5. Helping students to develop and use a strategic management perspective that shows how organizations need to continually learn more about (and perhaps even anticipate) significant micro-level (local area) and macro-level external environmental changes. This is the only way that managers and leaders can effectively modify their organization's appropriate service mix and how quality performance can be used as a source of competitive advantage.
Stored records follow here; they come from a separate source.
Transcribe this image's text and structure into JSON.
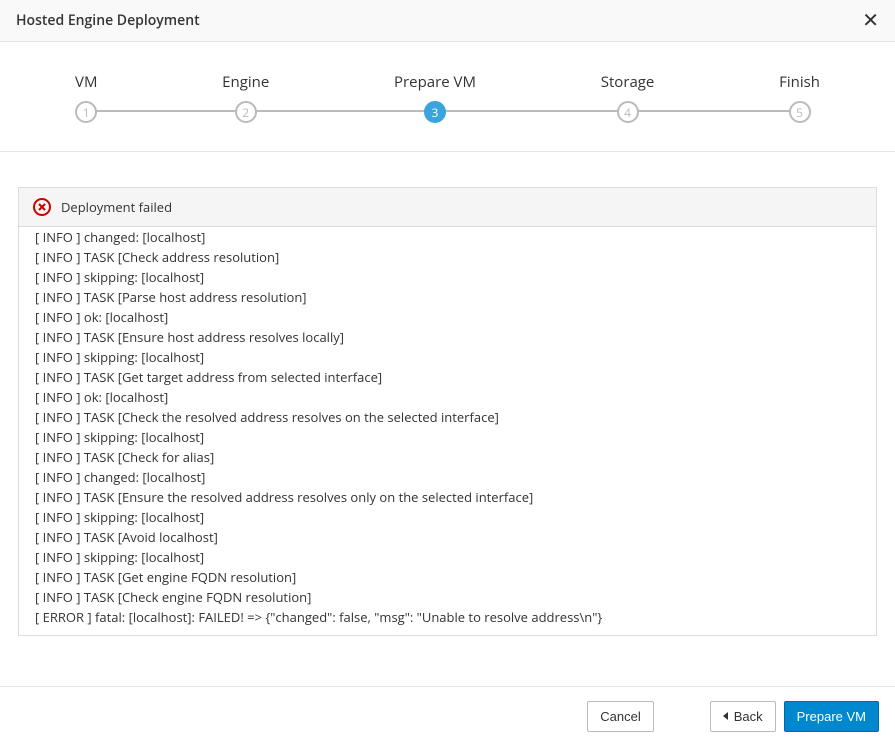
{
  "header": {
    "title": "Hosted Engine Deployment"
  },
  "wizard": {
    "steps": [
      {
        "label": "VM",
        "num": "1"
      },
      {
        "label": "Engine",
        "num": "2"
      },
      {
        "label": "Prepare VM",
        "num": "3"
      },
      {
        "label": "Storage",
        "num": "4"
      },
      {
        "label": "Finish",
        "num": "5"
      }
    ],
    "activeIndex": 2
  },
  "status": {
    "text": "Deployment failed",
    "icon": "error-circle"
  },
  "log": [
    "[ INFO ] changed: [localhost]",
    "[ INFO ] TASK [Check address resolution]",
    "[ INFO ] skipping: [localhost]",
    "[ INFO ] TASK [Parse host address resolution]",
    "[ INFO ] ok: [localhost]",
    "[ INFO ] TASK [Ensure host address resolves locally]",
    "[ INFO ] skipping: [localhost]",
    "[ INFO ] TASK [Get target address from selected interface]",
    "[ INFO ] ok: [localhost]",
    "[ INFO ] TASK [Check the resolved address resolves on the selected interface]",
    "[ INFO ] skipping: [localhost]",
    "[ INFO ] TASK [Check for alias]",
    "[ INFO ] changed: [localhost]",
    "[ INFO ] TASK [Ensure the resolved address resolves only on the selected interface]",
    "[ INFO ] skipping: [localhost]",
    "[ INFO ] TASK [Avoid localhost]",
    "[ INFO ] skipping: [localhost]",
    "[ INFO ] TASK [Get engine FQDN resolution]",
    "[ INFO ] TASK [Check engine FQDN resolution]",
    "[ ERROR ] fatal: [localhost]: FAILED! => {\"changed\": false, \"msg\": \"Unable to resolve address\\n\"}"
  ],
  "footer": {
    "cancel": "Cancel",
    "back": "Back",
    "primary": "Prepare VM"
  }
}
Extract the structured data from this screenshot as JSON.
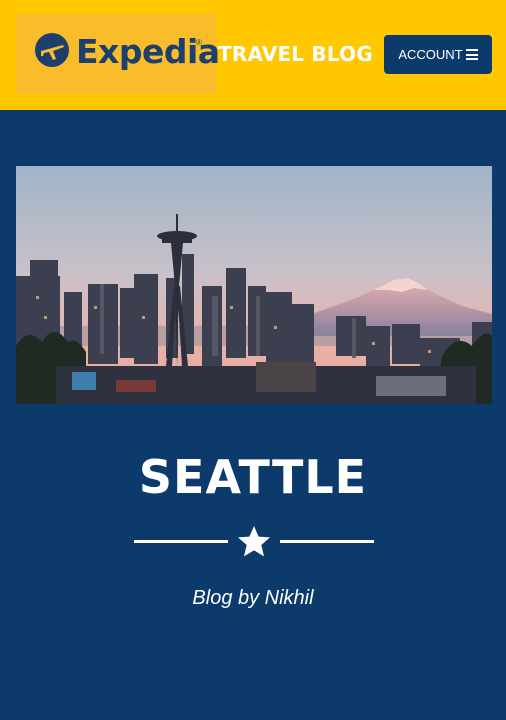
{
  "header": {
    "logo_text": "Expedia",
    "logo_trademark": "®",
    "blog_title": "TRAVEL BLOG",
    "account_label": "ACCOUNT",
    "menu_icon": "hamburger-icon"
  },
  "hero": {
    "image_subject": "Seattle skyline at dusk with Space Needle and Mount Rainier"
  },
  "post": {
    "title": "SEATTLE",
    "divider_icon": "star-icon",
    "byline": "Blog by Nikhil"
  },
  "colors": {
    "header_bg": "#ffc800",
    "page_bg": "#0b3a6b",
    "logo_text": "#1c3f6e"
  }
}
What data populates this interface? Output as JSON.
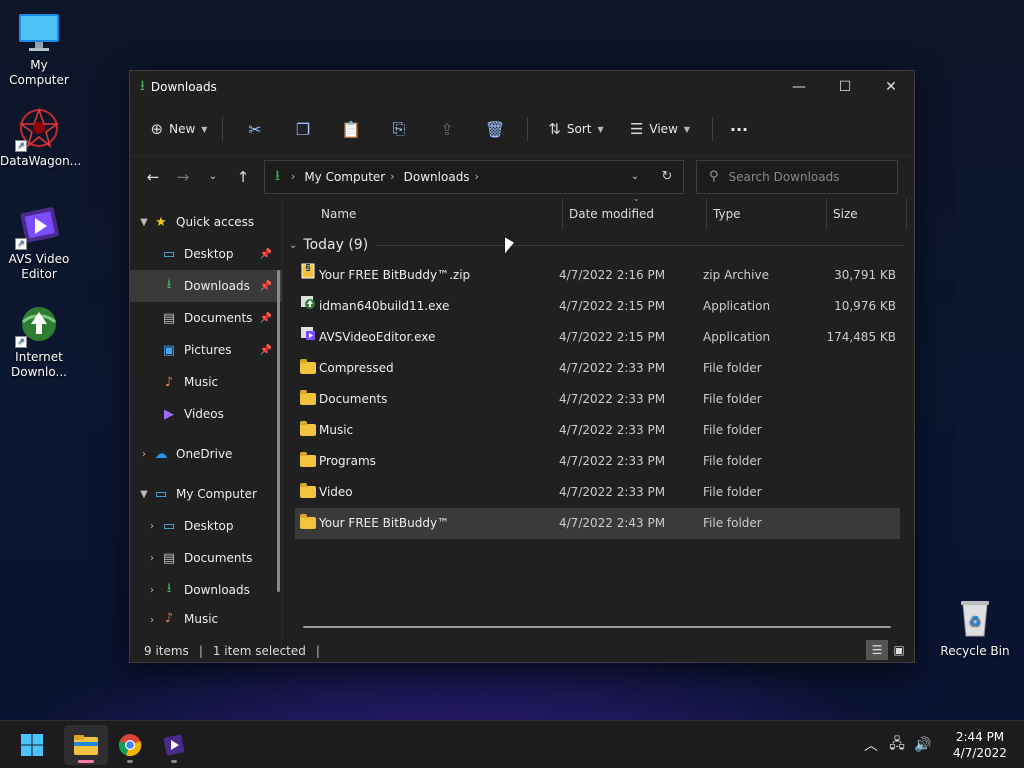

6. Working with other health professional leaders to offer programs that build inter-professional awareness and recognition. These types of experiences should be of value to practice-based attempts to re-structure patient care in alignment with changes in the delivery system.
Conclusion
This paper outlines the major rationale underlying contemporary VBP or P4P health policy initiatives and their basic elements. Clearly, the major global health policy shift that is underway will ultimately have major impacts on the strategic and operational management and performance of health care delivery organizations. Successful implementation of Evidence-Based Management and ever-improving, complex information systems in Health Care Management Education and Management Development programs will likely provide major benefits to program participants and ultimately, their employer organizations. It is imperative that these changes to HCME and Management Development not happen in a vacuum. While quality improvements and success under P4P/VBP initiatives will require better trained health care managers, clinicians are arguably even more important. Leadership teams at HCME programs around the world must coordinate their efforts with their colleagues in Medicine, Nursing and Allied Health schools. Together, we can achieve much greater impacts on population health and quality health care than we can working in isolation from each other. There are also numerous global health services research implications of VBP/P4P that will provide further useful insights into the dynamics of health policy reform and health system performance during the next several decades.
Author Contributions
All authors listed have made a substantial, direct and intellectual contribution to the work, and approved it for publication.
Conflict of Interest Statement
The authors declare that the research was conducted in the absence of any commercial or financial relationships that could be construed as a potential conflict of interest.